I arrived for my very first psych hospital stay without any books. Without anything, actually, because I was operating on a profound, dangerous sleep deficit and there was nothing going on in my brain that wasn’t destructive.
The doctor at that little hospital started giving me a Prozac capsule every day, this brand-new drug that no one had heard of yet and that would spawn a million newsmagazine pieces in which various experts would wring their hands about what it all meant.
Meantime, one green-and-white capsule at a time, Prozac saved my life.

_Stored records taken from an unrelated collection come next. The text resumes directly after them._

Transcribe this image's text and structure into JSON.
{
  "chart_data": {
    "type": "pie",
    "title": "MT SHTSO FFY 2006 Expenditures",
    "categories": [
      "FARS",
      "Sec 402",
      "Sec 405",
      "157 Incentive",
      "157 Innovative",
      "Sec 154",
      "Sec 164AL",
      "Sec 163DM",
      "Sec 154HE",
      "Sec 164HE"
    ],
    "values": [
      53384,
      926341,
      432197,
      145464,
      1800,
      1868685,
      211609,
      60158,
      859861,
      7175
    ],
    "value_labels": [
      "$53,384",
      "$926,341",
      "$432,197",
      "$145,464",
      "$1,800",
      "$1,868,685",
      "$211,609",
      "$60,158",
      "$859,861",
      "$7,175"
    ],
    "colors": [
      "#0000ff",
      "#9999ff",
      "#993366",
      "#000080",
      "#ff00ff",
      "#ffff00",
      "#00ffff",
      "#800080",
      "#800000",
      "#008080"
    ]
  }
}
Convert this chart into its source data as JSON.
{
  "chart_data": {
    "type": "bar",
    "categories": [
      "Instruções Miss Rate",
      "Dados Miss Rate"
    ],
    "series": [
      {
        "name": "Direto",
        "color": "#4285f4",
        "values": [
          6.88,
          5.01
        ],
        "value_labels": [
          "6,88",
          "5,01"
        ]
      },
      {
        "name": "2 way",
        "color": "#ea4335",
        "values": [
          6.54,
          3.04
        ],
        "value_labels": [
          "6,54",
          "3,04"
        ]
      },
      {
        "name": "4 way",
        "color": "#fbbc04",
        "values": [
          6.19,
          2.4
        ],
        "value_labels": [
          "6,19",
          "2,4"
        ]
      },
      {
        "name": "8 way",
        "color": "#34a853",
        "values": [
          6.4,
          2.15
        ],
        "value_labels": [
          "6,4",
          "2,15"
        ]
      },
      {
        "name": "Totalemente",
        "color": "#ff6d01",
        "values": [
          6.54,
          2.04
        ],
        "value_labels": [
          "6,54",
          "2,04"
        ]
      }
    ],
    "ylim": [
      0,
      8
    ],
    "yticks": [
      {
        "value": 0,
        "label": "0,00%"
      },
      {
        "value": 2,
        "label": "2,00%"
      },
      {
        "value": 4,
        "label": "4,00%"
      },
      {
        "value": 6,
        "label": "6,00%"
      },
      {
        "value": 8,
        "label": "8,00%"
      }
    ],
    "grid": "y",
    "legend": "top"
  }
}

When I transferred from that first, tiny psych hospital to a much bigger one in Phoenix, I carried my chart with me, and of course I read it. In my first 10 or so days there, the staff had used the phrase “catatonic signs and symptoms” to describe my behavior, which I thought was pretty funny since inside my skull, everything was chaos and mayhem and frantic activity. I would sit curled in a big chair in the day room and never move until someone told me to. I’m not sure I spoke at all. I remember someone washing my hair while I sat in the shower and that seemed OK. My arms were too tired for head scrubbing.
So, to the books: I couldn’t read at first. The brain chaos precluded anything except sitting. When I started to calm down a little, I discovered a bin full of tattered paperbacks. The first thing I read was Silence of the Lambs, which seems to indicate that someone on the staff had a terrible lapse in judgment. The inside of my head was a profoundly violent place and I’d definitely have chosen the hose over the lotion.
Next from that bin, I pulled out a copy of Postcards from the Edge. I didn’t realize who’d written it (I was well enough to read books, but very far from WELL.) and I had no idea it was a semi-autobiographical novel. I believed it to be a memoir and I thought, “Sheesh. She’s almost as fucked up as me,” and that was, somehow, a little comforting. I was very alone with my self-destructive thoughts at that time. Lots of people loved me, but I couldn’t feel that love. Mostly, I thought people who loved me were fools. But Carrie Fisher maybe understood a little, and between that and the Prozac, I had a rickety little bridge that I walked along for awhile until I could make some connections that were a little less tenuous.
For as much as I loved Carrie Fisher as Leia, and as deeply as I have enjoyed some of her subsequent books, there was this one time in a crappy regional psych unit when a book by Carrie Fisher helped save my life.
Go forth and tell your truth because you don’t know who you might save. There’s no shame. Carrie showed us that.
Carrie Fisher died today, December 27, 2016. She drowned in moonlight, strangled by her own bra.